ALBANY – When he ran for the Assembly last year in a special election, Michael Kearns said that, when given the chance, he would vote against Sheldon Silver as leader of the Assembly.

Last week, he got his chance.

“I voted no,” said the Democratic member of the Assembly from Buffalo.

“That’s something that was very important to me. I wanted to let people know that I kept a campaign promise. I said I was going to do that and I did it,” Kearns said of his vote.

Kearns last year had to write a letter essentially saying he believes in Democratic Party principles in order to sit with the Assembly Democratic conference.

Last week, at the start of a new legislative session, Kearns got his first opportunity to vote on Silver’s bid to continue leading the Assembly. Silver has been speaker during the terms of five governors.

Only one other Democrat voted against Silver in the closed-door meeting, according to Kearns: Assemblywoman Inez Barron from Brooklyn.

Kearns cited what he called a “top down” approach to governing in Albany for his vote against Silver.

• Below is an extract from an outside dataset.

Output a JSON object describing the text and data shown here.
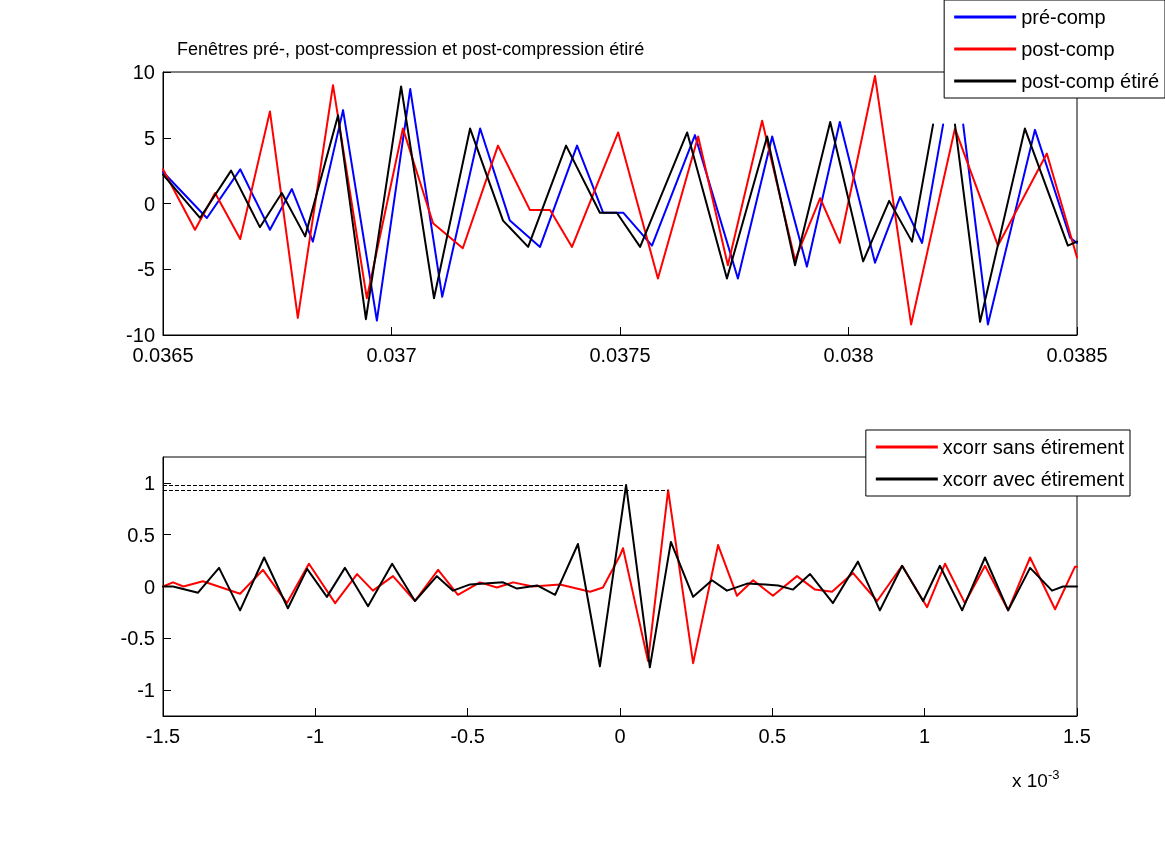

He called the gun control package being voted on Tuesday as a perfect example; he noted that the bill is not going through the usual three-day “aging” period to give the public and special-interest groups time to read the measure and press for possible changes.

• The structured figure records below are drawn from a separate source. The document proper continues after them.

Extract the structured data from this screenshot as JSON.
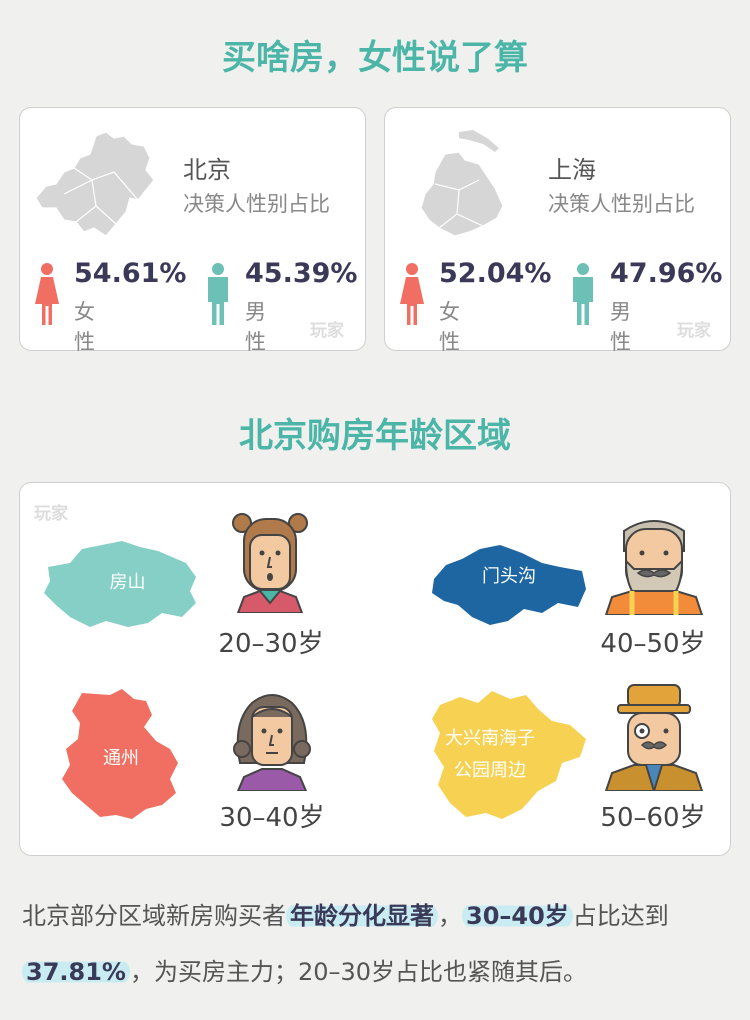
{
  "title1": "买啥房，女性说了算",
  "title2": "北京购房年龄区域",
  "watermark": "玩家",
  "cities": [
    {
      "name": "北京",
      "subtitle": "决策人性别占比",
      "female_pct": "54.61%",
      "female_label": "女性",
      "male_pct": "45.39%",
      "male_label": "男性"
    },
    {
      "name": "上海",
      "subtitle": "决策人性别占比",
      "female_pct": "52.04%",
      "female_label": "女性",
      "male_pct": "47.96%",
      "male_label": "男性"
    }
  ],
  "regions": [
    {
      "name": "房山",
      "age": "20–30岁",
      "color": "#86cfc6"
    },
    {
      "name": "门头沟",
      "age": "40–50岁",
      "color": "#1d66a1"
    },
    {
      "name": "通州",
      "age": "30–40岁",
      "color": "#f06f62"
    },
    {
      "name_line1": "大兴南海子",
      "name_line2": "公园周边",
      "age": "50–60岁",
      "color": "#f7d152"
    }
  ],
  "summary": {
    "p1": "北京部分区域新房购买者",
    "h1": "年龄分化显著",
    "p2": "，",
    "h2": "30–40岁",
    "p3": "占比达到",
    "h3": "37.81%",
    "p4": "，为买房主力；20–30岁占比也紧随其后。"
  },
  "colors": {
    "title": "#4bb6a8",
    "female": "#f06f62",
    "male": "#6cc0b5",
    "highlight": "#c8ecf2"
  }
}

“I came to Albany to make changes and to make a difference. I wanted a more open and transparent and open Albany ... I think this bill’s a perfect example of it where we’re rushing from top down instead of having an open and transparent process,” Kearns said.

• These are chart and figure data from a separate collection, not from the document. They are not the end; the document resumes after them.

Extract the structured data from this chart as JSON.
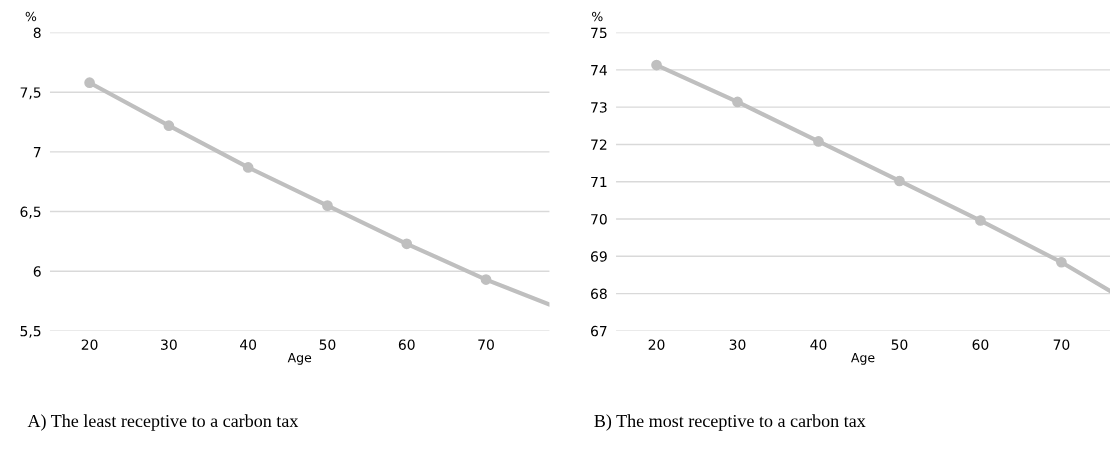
{
  "chart_data": [
    {
      "type": "line",
      "title": "A) The least receptive to a carbon tax",
      "xlabel": "Age",
      "ylabel": "%",
      "series": [
        {
          "color": "#bfbfbf",
          "marker": "none",
          "x": [
            20,
            30,
            40,
            50,
            60,
            70,
            78
          ],
          "values": [
            7.58,
            7.22,
            6.87,
            6.55,
            6.23,
            5.93,
            5.72
          ]
        },
        {
          "type": "scatter",
          "color": "#bfbfbf",
          "marker": "circle",
          "x": [
            20,
            30,
            40,
            50,
            60,
            70
          ],
          "values": [
            7.58,
            7.22,
            6.87,
            6.55,
            6.23,
            5.93
          ]
        }
      ],
      "xlim": [
        15,
        78
      ],
      "xticks": [
        20,
        30,
        40,
        50,
        60,
        70
      ],
      "ylim": [
        5.5,
        8
      ],
      "yticks": [
        {
          "value": 5.5,
          "label": "5,5"
        },
        6,
        {
          "value": 6.5,
          "label": "6,5"
        },
        7,
        {
          "value": 7.5,
          "label": "7,5"
        },
        8
      ],
      "grid": "y",
      "legend": false
    },
    {
      "type": "line",
      "title": "B) The most receptive to a carbon tax",
      "xlabel": "Age",
      "ylabel": "%",
      "series": [
        {
          "color": "#bfbfbf",
          "marker": "none",
          "x": [
            20,
            30,
            40,
            50,
            60,
            70,
            76
          ],
          "values": [
            74.13,
            73.14,
            72.08,
            71.02,
            69.96,
            68.84,
            68.07
          ]
        },
        {
          "type": "scatter",
          "color": "#bfbfbf",
          "marker": "circle",
          "x": [
            20,
            30,
            40,
            50,
            60,
            70
          ],
          "values": [
            74.13,
            73.14,
            72.08,
            71.02,
            69.96,
            68.84
          ]
        }
      ],
      "xlim": [
        15,
        76
      ],
      "xticks": [
        20,
        30,
        40,
        50,
        60,
        70
      ],
      "ylim": [
        67,
        75
      ],
      "yticks": [
        67,
        68,
        69,
        70,
        71,
        72,
        73,
        74,
        75
      ],
      "grid": "y",
      "legend": false
    }
  ]
}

The lawmaker, elected last year in a special election to fill the seat of former Assemblyman Mark J.F. Schroeder, said he met with Silver before the vote and as “a courtesy” told him of his plans to vote no.

“It was fine,” Kearns said before cutting himself off and saying he would not discuss what was said in the private meeting.

Asked if he has felt any retribution for his vote, Kearns at first said no.

But then he noted that he has not been given a bill number for a piece of legislation he wants to get introduced.

“That’s been held up for a while,” Kearns said of the measure, which would end the practice of secret court settlements.

The legislation comes at a sensitive time in the Assembly; Silver has been sharply criticized for approving a secret settlement last year for a Brooklyn Democrat, Vito Lopez, who had been accused of approving a $103,000 taxpayer-funded settlement in a sexual harassment case.

Kearns said his legislation would go further than just applying to government agencies and the Legislature. Citing secret settlements by companies and everyone from the Boy Scouts to the Catholic Church, Kearns said he is seeking to follow a model used in Texas to ban secret court settlements by private entities.

“We’re making secret settlements in this state, and we’re hurting people,” Kearns said.